Nonetheless the many existing, sophisticated materials building blocks generated in recent years provide a growing toolbox for the creation of tailor-made synthetic hydrogels and their integration with biological materials (Fig. 1.5a). Such platforms are an exciting starting point for the assembly of complex 3D structured tissue constructs by combining with emerging, highly sophisticated micro-manipulation techniques such as cell and materials printing devices, microfluidics, layer-by-layer assembly (Fig. 1.5b), micromolding techniques, or preventive manufacturing. For manufacturing conditions using gel systems many critical issues will have to be solved, for example, the evaporation of water and the consequent shift in hydrogel properties (due to change in polymer cross-link density caused by increased concentrations) during printing. Also building blocks which are formed individually will likely suffer from different materials properties in the bulk and at the periphery. Such boundaries can largely influence the trafficking of cells and could restrict cell interactions and need to be carefully addressed.

Fig. 1.5
figure 5

Strategy for creating 3D tissue models starting from (a) combining biological elements with synthetic hydrogels, (b) structuring these elements, and finally (c) eliciting spatiotemporal control over the system

Furthermore, in order to allow temporal, operator controlled, site and individual parameter-specific manipulation of the system, different building blocks would ideally respond highly specific to triggers such as light with different wave length, shift in temperature, or presence of minute quantities of small chemicals (Fig. 1.5c). Of course, improved precision of 3D culture systems must go along with the development of monitoring tools for cells and matrix components. Not only cell-based reporter systems but also high-throughput automated image acquisition and image analysis algorithm systems as well as means to understand the remodeling of the provisional matrix components and the deposition of cell´s own ECM need to be followed.

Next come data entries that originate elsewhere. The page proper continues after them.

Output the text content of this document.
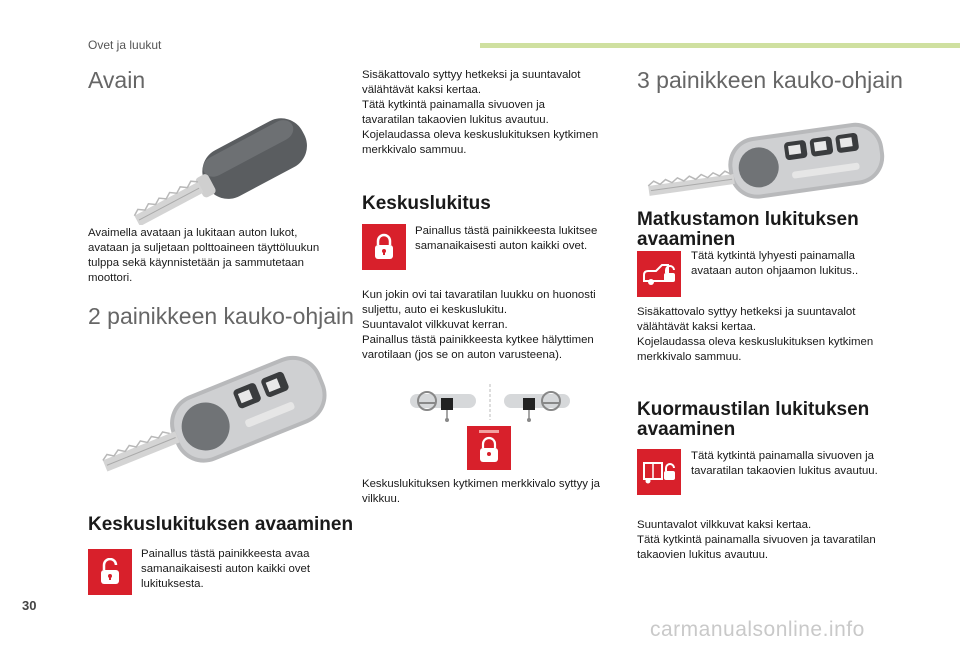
Ovet ja luukut
Avain

Avaimella avataan ja lukitaan auton lukot, avataan ja suljetaan polttoaineen täyttöluukun tulppa sekä käynnistetään ja sammutetaan moottori.

2 painikkeen kauko-ohjain
Keskuslukituksen avaaminen

Painallus tästä painikkeesta avaa samanaikaisesti auton kaikki ovet lukituksesta.

Sisäkattovalo syttyy hetkeksi ja suuntavalot välähtävät kaksi kertaa.
Tätä kytkintä painamalla sivuoven ja tavaratilan takaovien lukitus avautuu.
Kojelaudassa oleva keskuslukituksen kytkimen merkkivalo sammuu.

Keskuslukitus

Painallus tästä painikkeesta lukitsee samanaikaisesti auton kaikki ovet.

Kun jokin ovi tai tavaratilan luukku on huonosti suljettu, auto ei keskuslukitu.
Suuntavalot vilkkuvat kerran.
Painallus tästä painikkeesta kytkee hälyttimen varotilaan (jos se on auton varusteena).

Keskuslukituksen kytkimen merkkivalo syttyy ja vilkkuu.

3 painikkeen kauko-ohjain
Matkustamon lukituksen avaaminen

Tätä kytkintä lyhyesti painamalla avataan auton ohjaamon lukitus..

Sisäkattovalo syttyy hetkeksi ja suuntavalot välähtävät kaksi kertaa.
Kojelaudassa oleva keskuslukituksen kytkimen merkkivalo sammuu.

Kuormaustilan lukituksen avaaminen

Tätä kytkintä painamalla sivuoven ja tavaratilan takaovien lukitus avautuu.

Suuntavalot vilkkuvat kaksi kertaa.
Tätä kytkintä painamalla sivuoven ja tavaratilan takaovien lukitus avautuu.

30
carmanualsonline.info
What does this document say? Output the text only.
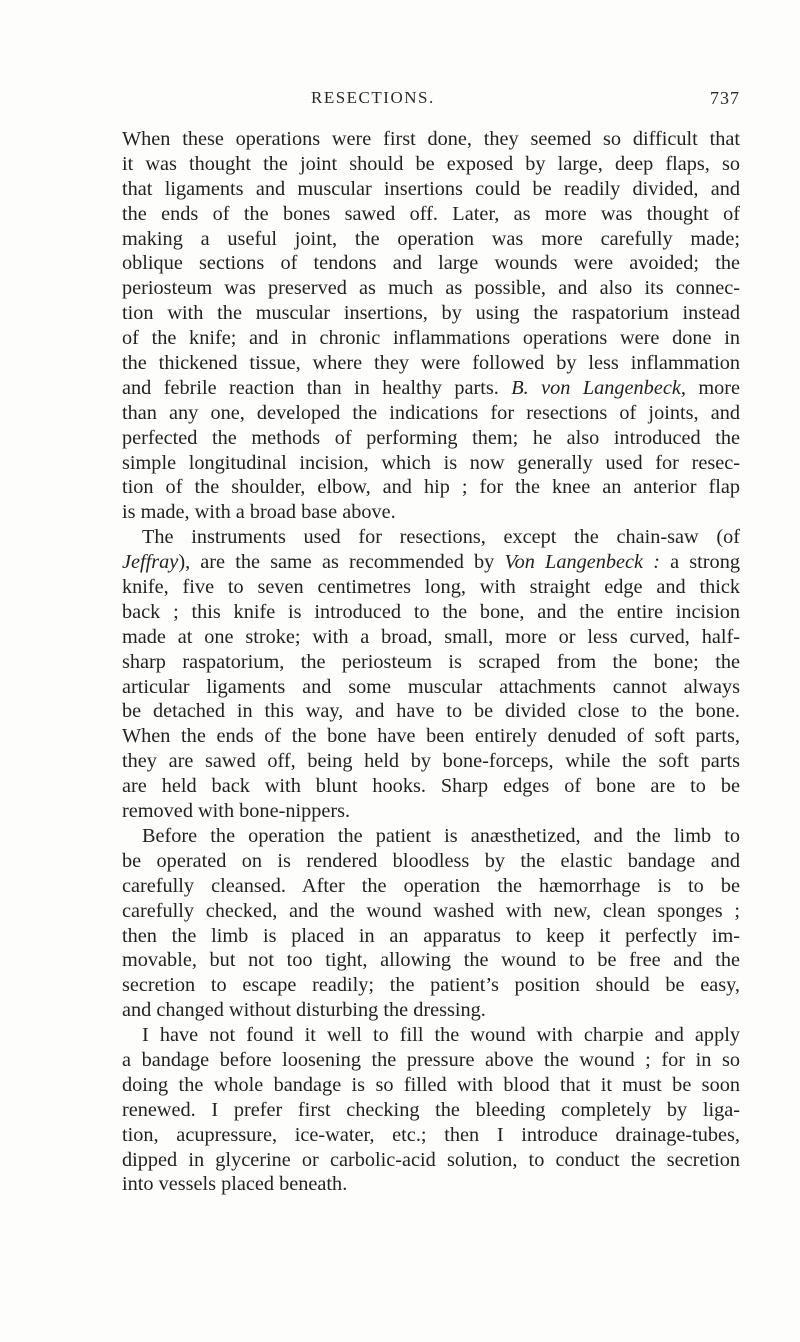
RESECTIONS.	737
When these operations were first done, they seemed so difficult that
it was thought the joint should be exposed by large, deep flaps, so
that ligaments and muscular insertions could be readily divided, and
the ends of the bones sawed off. Later, as more was thought of
making a useful joint, the operation was more carefully made;
oblique sections of tendons and large wounds were avoided; the
periosteum was preserved as much as possible, and also its connec-
tion with the muscular insertions, by using the raspatorium instead
of the knife; and in chronic inflammations operations were done in
the thickened tissue, where they were followed by less inflammation
and febrile reaction than in healthy parts. B. von Langenbeck, more
than any one, developed the indications for resections of joints, and
perfected the methods of performing them; he also introduced the
simple longitudinal incision, which is now generally used for resec-
tion of the shoulder, elbow, and hip ; for the knee an anterior flap
is made, with a broad base above.
The instruments used for resections, except the chain-saw (of
Jeffray), are the same as recommended by Von Langenbeck : a strong
knife, five to seven centimetres long, with straight edge and thick
back ; this knife is introduced to the bone, and the entire incision
made at one stroke; with a broad, small, more or less curved, half-
sharp raspatorium, the periosteum is scraped from the bone; the
articular ligaments and some muscular attachments cannot always
be detached in this way, and have to be divided close to the bone.
When the ends of the bone have been entirely denuded of soft parts,
they are sawed off, being held by bone-forceps, while the soft parts
are held back with blunt hooks. Sharp edges of bone are to be
removed with bone-nippers.
Before the operation the patient is anæsthetized, and the limb to
be operated on is rendered bloodless by the elastic bandage and
carefully cleansed. After the operation the hæmorrhage is to be
carefully checked, and the wound washed with new, clean sponges ;
then the limb is placed in an apparatus to keep it perfectly im-
movable, but not too tight, allowing the wound to be free and the
secretion to escape readily; the patient’s position should be easy,
and changed without disturbing the dressing.
I have not found it well to fill the wound with charpie and apply
a bandage before loosening the pressure above the wound ; for in so
doing the whole bandage is so filled with blood that it must be soon
renewed. I prefer first checking the bleeding completely by liga-
tion, acupressure, ice-water, etc.; then I introduce drainage-tubes,
dipped in glycerine or carbolic-acid solution, to conduct the secretion
into vessels placed beneath.
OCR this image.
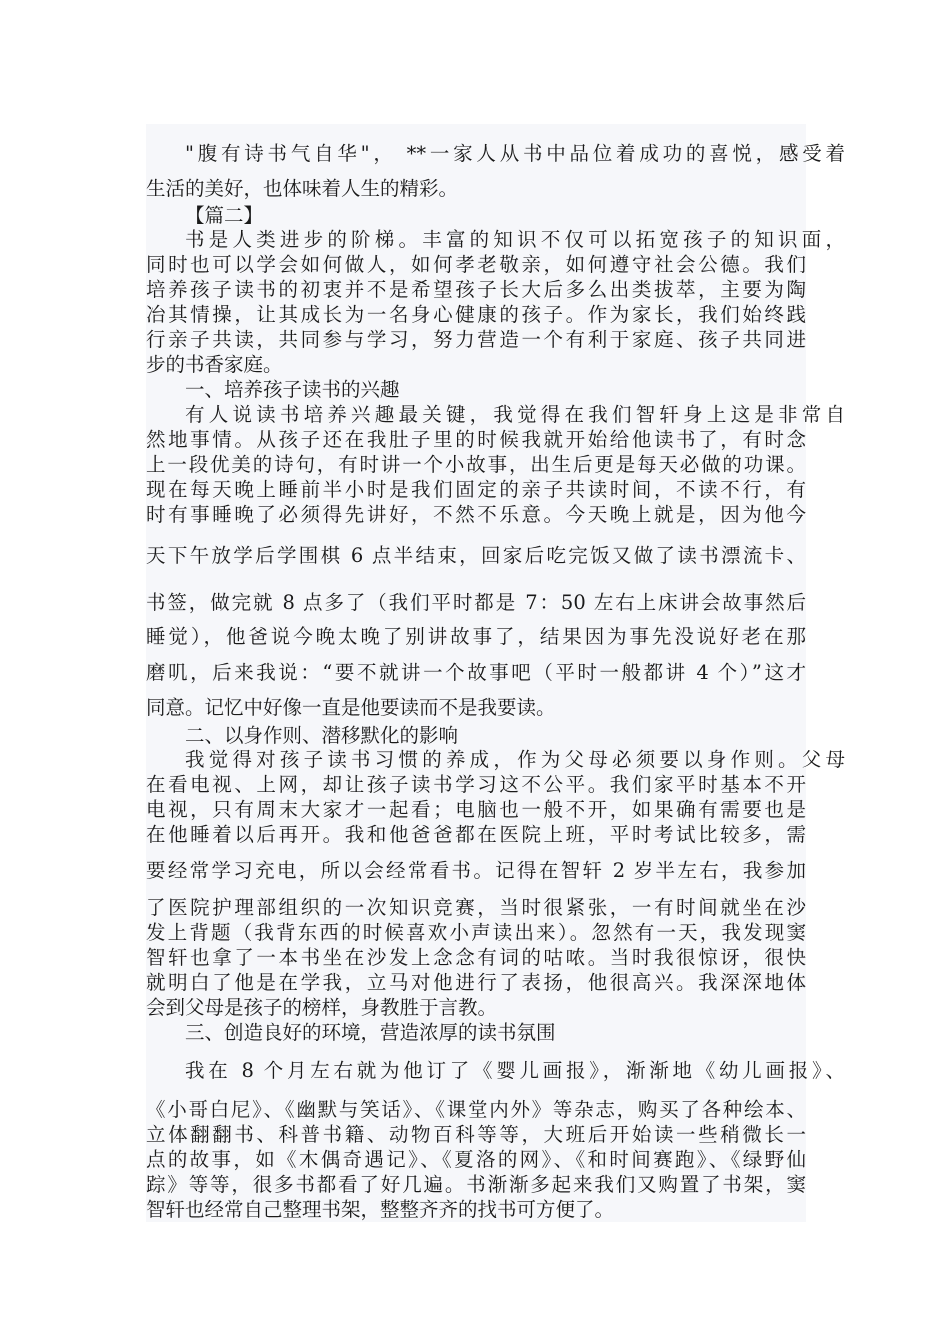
"腹有诗书气自华"， **一家人从书中品位着成功的喜悦，感受着
生活的美好，也体味着人生的精彩。
【篇二】
书是人类进步的阶梯。丰富的知识不仅可以拓宽孩子的知识面，
同时也可以学会如何做人，如何孝老敬亲，如何遵守社会公德。我们
培养孩子读书的初衷并不是希望孩子长大后多么出类拔萃，主要为陶
冶其情操，让其成长为一名身心健康的孩子。作为家长，我们始终践
行亲子共读，共同参与学习，努力营造一个有利于家庭、孩子共同进
步的书香家庭。
一、培养孩子读书的兴趣
有人说读书培养兴趣最关键，我觉得在我们智轩身上这是非常自
然地事情。从孩子还在我肚子里的时候我就开始给他读书了，有时念
上一段优美的诗句，有时讲一个小故事，出生后更是每天必做的功课。
现在每天晚上睡前半小时是我们固定的亲子共读时间，不读不行，有
时有事睡晚了必须得先讲好，不然不乐意。今天晚上就是，因为他今
天下午放学后学围棋 6 点半结束，回家后吃完饭又做了读书漂流卡、
书签，做完就 8 点多了（我们平时都是 7：50 左右上床讲会故事然后
睡觉），他爸说今晚太晚了别讲故事了，结果因为事先没说好老在那
磨叽，后来我说：“要不就讲一个故事吧（平时一般都讲 4 个）”这才
同意。记忆中好像一直是他要读而不是我要读。
二、以身作则、潜移默化的影响
我觉得对孩子读书习惯的养成，作为父母必须要以身作则。父母
在看电视、上网，却让孩子读书学习这不公平。我们家平时基本不开
电视，只有周末大家才一起看；电脑也一般不开，如果确有需要也是
在他睡着以后再开。我和他爸爸都在医院上班，平时考试比较多，需
要经常学习充电，所以会经常看书。记得在智轩 2 岁半左右，我参加
了医院护理部组织的一次知识竞赛，当时很紧张，一有时间就坐在沙
发上背题（我背东西的时候喜欢小声读出来）。忽然有一天，我发现窦
智轩也拿了一本书坐在沙发上念念有词的咕哝。当时我很惊讶，很快
就明白了他是在学我，立马对他进行了表扬，他很高兴。我深深地体
会到父母是孩子的榜样，身教胜于言教。
三、创造良好的环境，营造浓厚的读书氛围
我在 8 个月左右就为他订了《婴儿画报》，渐渐地《幼儿画报》、
《小哥白尼》、《幽默与笑话》、《课堂内外》等杂志，购买了各种绘本、
立体翻翻书、科普书籍、动物百科等等，大班后开始读一些稍微长一
点的故事，如《木偶奇遇记》、《夏洛的网》、《和时间赛跑》、《绿野仙
踪》等等，很多书都看了好几遍。书渐渐多起来我们又购置了书架，窦
智轩也经常自己整理书架，整整齐齐的找书可方便了。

In conclusion, we believe that “advanced” cell culture models hold great promise for the establishment of physiological meaningful 3D tissue mimetics and the reproducible culture of organoids under highly defined conditions and amenable to investigator-controlled manipulations. Such systems in the future will not only be important intermediates between homogeneous 2D and 3D cultures and in vivo systems and thus could become tools applied to study basic biological questions as well as to validate lead compound during drug screening.